🤖 AI Summary
This work investigates gray-box evasion attacks against graph neural network (GNN)-based anomaly detection systems in sensor networks under strict budget constraints: attackers can perturb only a small number of non-target nodes to either suppress true anomaly detection or induce false alarms at target nodes. We propose a novel adversarial perturbation generation method grounded in gradient sensitivity analysis and feature-space optimization, which identifies the most influential neighboring sensors for the target node’s classification. Perturbations are injected precisely within tight budgetary and stealthiness constraints. Our approach integrates multivariate time-series modeling with GNN interpretability analysis. Evaluated on three real-world datasets, it reduces the accuracy of state-of-the-art GNN-based detectors by 30.62%–39.16% on average—significantly outperforming existing baselines—and demonstrates both effectiveness and practical relevance.
📝 Abstract
Graph Neural Networks (GNNs) have emerged as powerful models for anomaly detection in sensor networks, particularly when analyzing multivariate time series. In this work, we introduce BETA, a novel grey-box evasion attack targeting such GNN-based detectors, where the attacker is constrained to perturb sensor readings from a limited set of nodes, excluding the target sensor, with the goal of either suppressing a true anomaly or triggering a false alarm at the target node.
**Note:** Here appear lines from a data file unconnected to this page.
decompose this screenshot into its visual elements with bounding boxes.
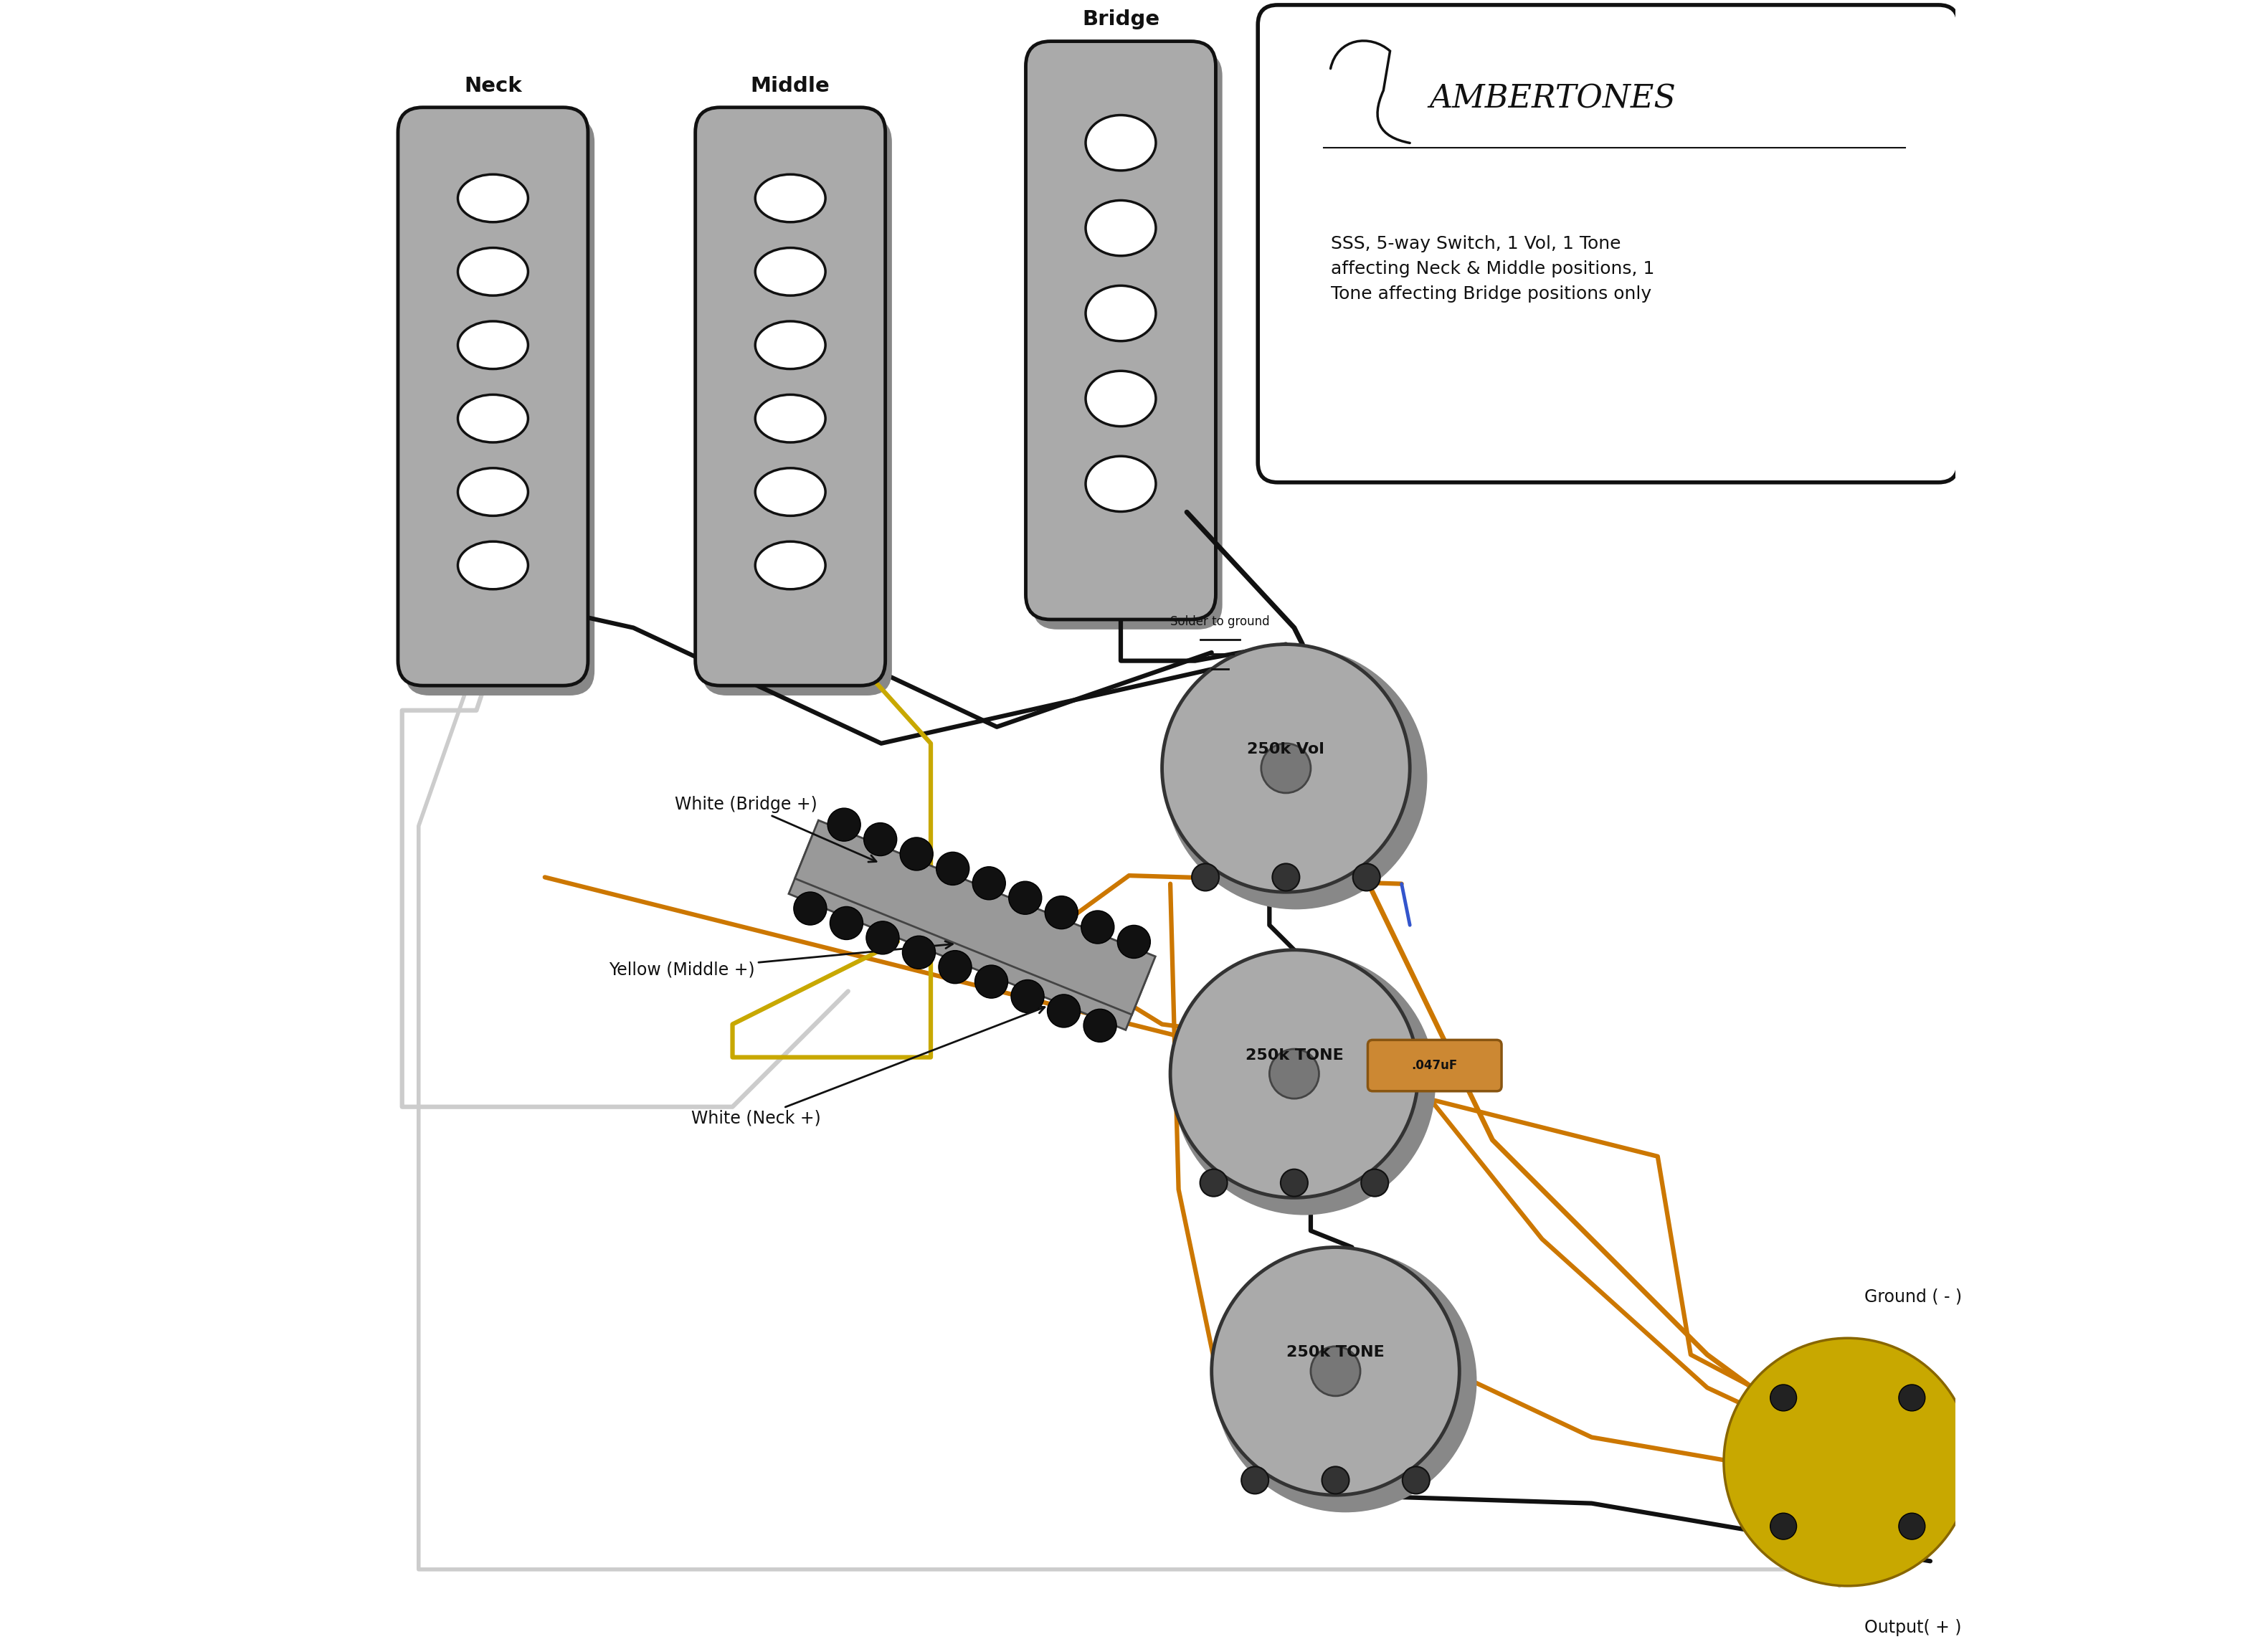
Polygon shape xyxy=(788,836,1149,1029)
Circle shape xyxy=(903,937,935,970)
Ellipse shape xyxy=(1086,456,1156,512)
Circle shape xyxy=(937,852,969,885)
Ellipse shape xyxy=(1086,116,1156,170)
Circle shape xyxy=(1213,1247,1459,1495)
Circle shape xyxy=(1165,646,1427,909)
Circle shape xyxy=(867,922,899,955)
Ellipse shape xyxy=(458,320,528,368)
Circle shape xyxy=(1353,864,1380,890)
Circle shape xyxy=(1242,1467,1269,1493)
Circle shape xyxy=(1262,743,1310,793)
Text: 250k TONE: 250k TONE xyxy=(1244,1047,1344,1062)
Circle shape xyxy=(826,808,860,841)
Ellipse shape xyxy=(458,395,528,443)
Circle shape xyxy=(901,838,933,871)
Text: Solder to ground: Solder to ground xyxy=(1170,615,1269,628)
Text: White (Neck +): White (Neck +) xyxy=(691,1006,1045,1127)
FancyBboxPatch shape xyxy=(1258,5,1958,482)
Circle shape xyxy=(1045,895,1077,928)
FancyBboxPatch shape xyxy=(397,107,587,686)
Circle shape xyxy=(831,907,863,940)
Text: 250k TONE: 250k TONE xyxy=(1287,1345,1384,1360)
Circle shape xyxy=(1082,910,1113,943)
Ellipse shape xyxy=(1086,372,1156,426)
Circle shape xyxy=(1321,1467,1348,1493)
Text: Ground ( - ): Ground ( - ) xyxy=(1865,1289,1962,1305)
FancyBboxPatch shape xyxy=(404,117,594,695)
Text: SSS, 5-way Switch, 1 Vol, 1 Tone
affecting Neck & Middle positions, 1
Tone affec: SSS, 5-way Switch, 1 Vol, 1 Tone affecti… xyxy=(1330,235,1655,302)
Circle shape xyxy=(1118,925,1149,958)
Ellipse shape xyxy=(754,248,826,296)
Ellipse shape xyxy=(754,468,826,515)
Circle shape xyxy=(1009,881,1041,914)
Circle shape xyxy=(1172,952,1436,1216)
Text: .047uF: .047uF xyxy=(1411,1059,1459,1072)
Text: White (Bridge +): White (Bridge +) xyxy=(675,796,876,862)
Polygon shape xyxy=(795,821,1156,1014)
Circle shape xyxy=(1163,644,1409,892)
Circle shape xyxy=(1280,1170,1307,1196)
Ellipse shape xyxy=(754,320,826,368)
Circle shape xyxy=(1362,1170,1389,1196)
Ellipse shape xyxy=(754,395,826,443)
Circle shape xyxy=(1170,950,1418,1198)
Circle shape xyxy=(1048,995,1079,1028)
Circle shape xyxy=(865,823,896,856)
Circle shape xyxy=(973,867,1005,900)
Circle shape xyxy=(1770,1513,1797,1540)
Circle shape xyxy=(1899,1384,1926,1411)
Ellipse shape xyxy=(1086,200,1156,256)
Circle shape xyxy=(1770,1384,1797,1411)
Circle shape xyxy=(1766,1379,1931,1545)
Ellipse shape xyxy=(1086,286,1156,340)
Circle shape xyxy=(1271,864,1301,890)
Circle shape xyxy=(1269,1049,1319,1099)
Ellipse shape xyxy=(458,248,528,296)
Text: Middle: Middle xyxy=(750,76,831,96)
Circle shape xyxy=(1806,1421,1890,1503)
Circle shape xyxy=(1723,1338,1971,1586)
Circle shape xyxy=(1402,1467,1429,1493)
Text: Neck: Neck xyxy=(463,76,522,96)
Circle shape xyxy=(939,950,971,983)
Text: Output( + ): Output( + ) xyxy=(1865,1619,1962,1635)
Text: AMBERTONES: AMBERTONES xyxy=(1429,84,1675,114)
FancyBboxPatch shape xyxy=(695,107,885,686)
Circle shape xyxy=(1310,1346,1359,1396)
Circle shape xyxy=(975,965,1007,998)
Circle shape xyxy=(795,892,826,925)
Circle shape xyxy=(1199,1170,1228,1196)
Ellipse shape xyxy=(458,468,528,515)
Ellipse shape xyxy=(458,175,528,221)
Text: 250k Vol: 250k Vol xyxy=(1246,742,1325,757)
Circle shape xyxy=(1084,1009,1115,1042)
Text: Yellow (Middle +): Yellow (Middle +) xyxy=(610,942,953,978)
FancyBboxPatch shape xyxy=(1368,1041,1502,1092)
Circle shape xyxy=(1012,980,1043,1013)
FancyBboxPatch shape xyxy=(702,117,892,695)
Circle shape xyxy=(1899,1513,1926,1540)
Ellipse shape xyxy=(754,175,826,221)
Circle shape xyxy=(1192,864,1219,890)
FancyBboxPatch shape xyxy=(1025,41,1215,620)
Ellipse shape xyxy=(754,542,826,590)
Circle shape xyxy=(1215,1249,1477,1513)
Ellipse shape xyxy=(458,542,528,590)
Text: Bridge: Bridge xyxy=(1082,10,1161,30)
FancyBboxPatch shape xyxy=(1032,51,1222,629)
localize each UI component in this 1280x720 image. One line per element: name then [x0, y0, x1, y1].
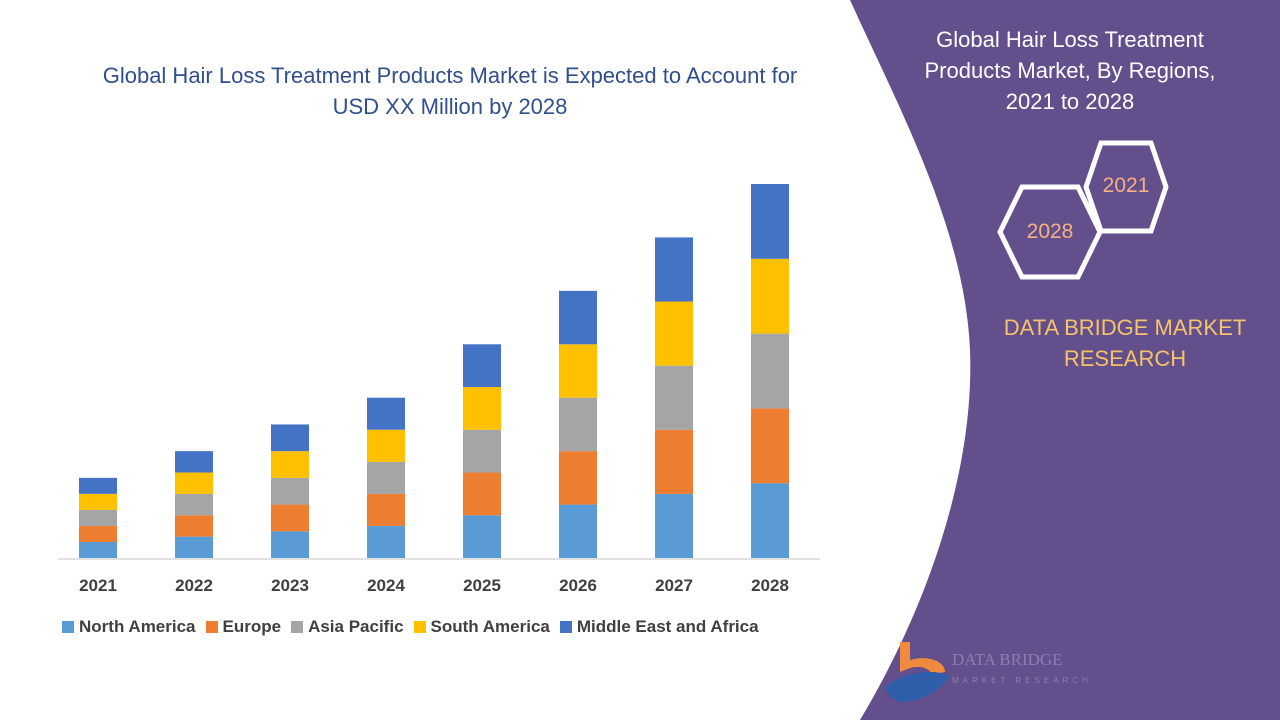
x-tick-label: 2023 — [271, 576, 309, 595]
panel-title: Global Hair Loss Treatment Products Mark… — [924, 27, 1216, 114]
bar-segment-2021-asia-pacific — [79, 509, 117, 526]
legend-swatch — [205, 621, 218, 633]
x-tick-label: 2028 — [751, 576, 789, 595]
bar-segment-2027-south-america — [655, 301, 693, 366]
x-tick-label: 2025 — [463, 576, 501, 595]
bar-segment-2021-south-america — [79, 493, 117, 510]
bar-segment-2022-middle-east-and-africa — [175, 451, 213, 473]
bar-segment-2025-asia-pacific — [463, 429, 501, 473]
legend-swatch — [291, 621, 304, 633]
legend-swatch — [559, 621, 572, 633]
bar-segment-2026-asia-pacific — [559, 397, 597, 452]
bar-segment-2028-asia-pacific — [751, 333, 789, 409]
bar-segment-2025-middle-east-and-africa — [463, 344, 501, 388]
chart-title: Global Hair Loss Treatment Products Mark… — [102, 63, 798, 119]
bar-segment-2028-north-america — [751, 483, 789, 558]
bar-segment-2026-europe — [559, 451, 597, 505]
bar-segment-2026-middle-east-and-africa — [559, 290, 597, 345]
legend-label: North America — [79, 617, 196, 636]
bar-segment-2021-europe — [79, 525, 117, 542]
hexagon-2028 — [997, 184, 1103, 280]
legend-item: North America — [62, 617, 196, 637]
x-tick-label: 2021 — [79, 576, 117, 595]
purple-side-panel — [850, 0, 1280, 720]
bar-segment-2027-asia-pacific — [655, 365, 693, 430]
bar-segment-2022-asia-pacific — [175, 493, 213, 516]
logo-text: DATA BRIDGE — [952, 650, 1063, 669]
bars-group — [79, 184, 789, 558]
bar-segment-2023-europe — [271, 504, 309, 532]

BETA identifies the sensors most influential to the target node's classification and injects carefully crafted adversarial perturbations into their features, all while maintaining stealth and respecting the attacker's budget. Experiments on three real-world sensor network datasets show that BETA reduces the detection accuracy of state-of-the-art GNN-based detectors by 30.62 to 39.16% on average, and significantly outperforms baseline attack strategies, while operating within realistic constraints.